QuickSight’s integration with Amazon SageMaker addresses these pain points by automating the entire data movement and inference pipeline. 


To run inferencing on your dataset, you can connect to any of the QuickSight supported data sources (e.g., S3, Athena, Aurora, RDS and Amazon Redshift, as well as 3rd party application sources like Salesforce, ServiceNow, and JIRA), select the pretrained SageMaker model you want to use for prediction and QuickSight takes care of the rest. Once the data ingestion and inference job are complete, you can create visualizations and build reports based on the predictions and share it with the business stakeholders, all in an end-to-end workflow. The output of the inference is stored as a QuickSight SPICE dataset and makes it possible to share it with others. You can perform manual, one-off predictions, run predictions on a schedule or trigger predictions programmatically via the QuickSight dataset APIs when your data refreshes.

We use an example of churn where we predict likelihood of customers leaving a mobile phone operator. Imagine as the provider, if you find out which customer is leaving, you can offer timely incentives such as phone upgrade or perhaps have a new feature activated, and you might keep your customer around. Incentives are often much more cost effective than losing and reacquiring a customer. We use customer interaction and service usage data to build such model that can find those most likely to churn. We show you how to train a SageMaker model to predict customer churn in this repo. 

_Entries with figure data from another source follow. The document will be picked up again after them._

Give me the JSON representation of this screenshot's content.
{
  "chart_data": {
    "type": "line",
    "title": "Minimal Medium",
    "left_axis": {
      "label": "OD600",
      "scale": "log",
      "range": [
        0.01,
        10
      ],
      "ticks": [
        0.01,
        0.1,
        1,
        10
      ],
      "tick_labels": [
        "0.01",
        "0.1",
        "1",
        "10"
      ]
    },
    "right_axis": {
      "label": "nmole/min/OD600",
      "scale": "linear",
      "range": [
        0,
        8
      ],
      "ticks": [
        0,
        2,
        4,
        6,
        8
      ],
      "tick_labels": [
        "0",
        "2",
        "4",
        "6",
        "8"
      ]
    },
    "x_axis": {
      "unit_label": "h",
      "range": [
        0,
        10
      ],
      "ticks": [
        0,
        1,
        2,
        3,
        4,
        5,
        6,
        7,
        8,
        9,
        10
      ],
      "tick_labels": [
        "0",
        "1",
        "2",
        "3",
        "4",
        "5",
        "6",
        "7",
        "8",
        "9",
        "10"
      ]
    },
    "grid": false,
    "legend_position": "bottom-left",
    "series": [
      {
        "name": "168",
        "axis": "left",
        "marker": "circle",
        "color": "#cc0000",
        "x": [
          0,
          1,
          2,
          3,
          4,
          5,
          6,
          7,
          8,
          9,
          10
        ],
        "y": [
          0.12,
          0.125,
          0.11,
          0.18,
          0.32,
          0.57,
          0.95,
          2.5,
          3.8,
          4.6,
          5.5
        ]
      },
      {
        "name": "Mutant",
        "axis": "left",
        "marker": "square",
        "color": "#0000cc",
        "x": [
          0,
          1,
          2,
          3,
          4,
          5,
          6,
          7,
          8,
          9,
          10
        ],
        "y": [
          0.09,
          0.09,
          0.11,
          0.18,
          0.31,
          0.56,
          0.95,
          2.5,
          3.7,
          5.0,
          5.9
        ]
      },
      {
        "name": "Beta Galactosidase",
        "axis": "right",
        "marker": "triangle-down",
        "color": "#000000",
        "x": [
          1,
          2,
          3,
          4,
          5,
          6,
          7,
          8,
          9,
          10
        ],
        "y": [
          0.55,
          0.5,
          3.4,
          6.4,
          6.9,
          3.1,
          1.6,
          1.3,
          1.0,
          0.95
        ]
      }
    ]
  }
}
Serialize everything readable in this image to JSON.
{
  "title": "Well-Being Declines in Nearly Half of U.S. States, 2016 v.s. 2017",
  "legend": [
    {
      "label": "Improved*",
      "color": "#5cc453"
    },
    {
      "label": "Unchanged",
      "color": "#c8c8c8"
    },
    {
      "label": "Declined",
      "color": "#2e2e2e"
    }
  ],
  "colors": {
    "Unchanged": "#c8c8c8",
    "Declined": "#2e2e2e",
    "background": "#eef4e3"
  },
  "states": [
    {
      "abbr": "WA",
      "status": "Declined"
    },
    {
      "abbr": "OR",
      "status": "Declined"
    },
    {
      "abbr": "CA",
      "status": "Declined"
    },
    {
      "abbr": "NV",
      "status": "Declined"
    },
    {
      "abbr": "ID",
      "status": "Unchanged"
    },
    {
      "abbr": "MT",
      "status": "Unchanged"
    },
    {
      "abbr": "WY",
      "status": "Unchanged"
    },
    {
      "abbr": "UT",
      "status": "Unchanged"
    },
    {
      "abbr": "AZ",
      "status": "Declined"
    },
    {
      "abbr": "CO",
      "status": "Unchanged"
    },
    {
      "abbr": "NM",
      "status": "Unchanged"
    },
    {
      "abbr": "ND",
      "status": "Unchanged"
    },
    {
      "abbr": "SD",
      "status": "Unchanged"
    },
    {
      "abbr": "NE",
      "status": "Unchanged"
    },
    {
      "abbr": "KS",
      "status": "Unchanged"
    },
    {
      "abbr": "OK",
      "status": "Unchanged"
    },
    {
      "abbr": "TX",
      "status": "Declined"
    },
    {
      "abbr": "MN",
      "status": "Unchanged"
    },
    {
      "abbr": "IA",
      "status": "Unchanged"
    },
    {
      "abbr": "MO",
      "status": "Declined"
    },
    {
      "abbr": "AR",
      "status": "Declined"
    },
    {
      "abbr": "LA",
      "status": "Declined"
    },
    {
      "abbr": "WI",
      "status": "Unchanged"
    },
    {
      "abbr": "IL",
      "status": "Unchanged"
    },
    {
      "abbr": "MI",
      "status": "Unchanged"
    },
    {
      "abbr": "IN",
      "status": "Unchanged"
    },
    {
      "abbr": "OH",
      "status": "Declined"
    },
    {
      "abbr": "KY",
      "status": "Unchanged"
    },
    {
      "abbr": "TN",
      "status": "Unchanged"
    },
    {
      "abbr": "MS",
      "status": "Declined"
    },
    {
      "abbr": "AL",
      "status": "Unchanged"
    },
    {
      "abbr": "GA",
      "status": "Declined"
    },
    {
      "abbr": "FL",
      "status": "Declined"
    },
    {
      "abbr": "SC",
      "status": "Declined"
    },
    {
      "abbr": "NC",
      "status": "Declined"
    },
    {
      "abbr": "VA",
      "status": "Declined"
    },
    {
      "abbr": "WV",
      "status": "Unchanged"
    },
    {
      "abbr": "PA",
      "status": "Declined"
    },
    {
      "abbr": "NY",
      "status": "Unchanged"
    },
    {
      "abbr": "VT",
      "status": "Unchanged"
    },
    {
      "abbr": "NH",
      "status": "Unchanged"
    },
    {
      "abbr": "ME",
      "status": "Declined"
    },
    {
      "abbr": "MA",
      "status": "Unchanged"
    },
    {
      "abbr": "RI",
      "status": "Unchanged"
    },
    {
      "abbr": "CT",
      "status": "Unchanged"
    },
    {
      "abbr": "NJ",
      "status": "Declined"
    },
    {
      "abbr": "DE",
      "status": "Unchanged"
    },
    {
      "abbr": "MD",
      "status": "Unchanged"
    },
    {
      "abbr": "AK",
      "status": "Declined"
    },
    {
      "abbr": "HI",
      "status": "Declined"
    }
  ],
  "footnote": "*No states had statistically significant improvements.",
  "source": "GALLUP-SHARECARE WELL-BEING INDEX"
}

To build and train the model, first [create an Amazon SageMaker notebook instance](https://docs.aws.amazon.com/sagemaker/latest/dg/gs-setup-working-env.html). Next, load this repo onto the newly created notebook instance, then open the jupyter notebook contained in the quicksight-sagemaker-integration folder and follow the instructions in the notebook.

The [blog post](https://aws.amazon.com/blogs/machine-learning/making-machine-learning-predictions-in-amazon-quicksight-and-amazon-sagemaker/) associated with this repo is located here.


## License

This library is licensed under the MIT-0 License. See the LICENSE file.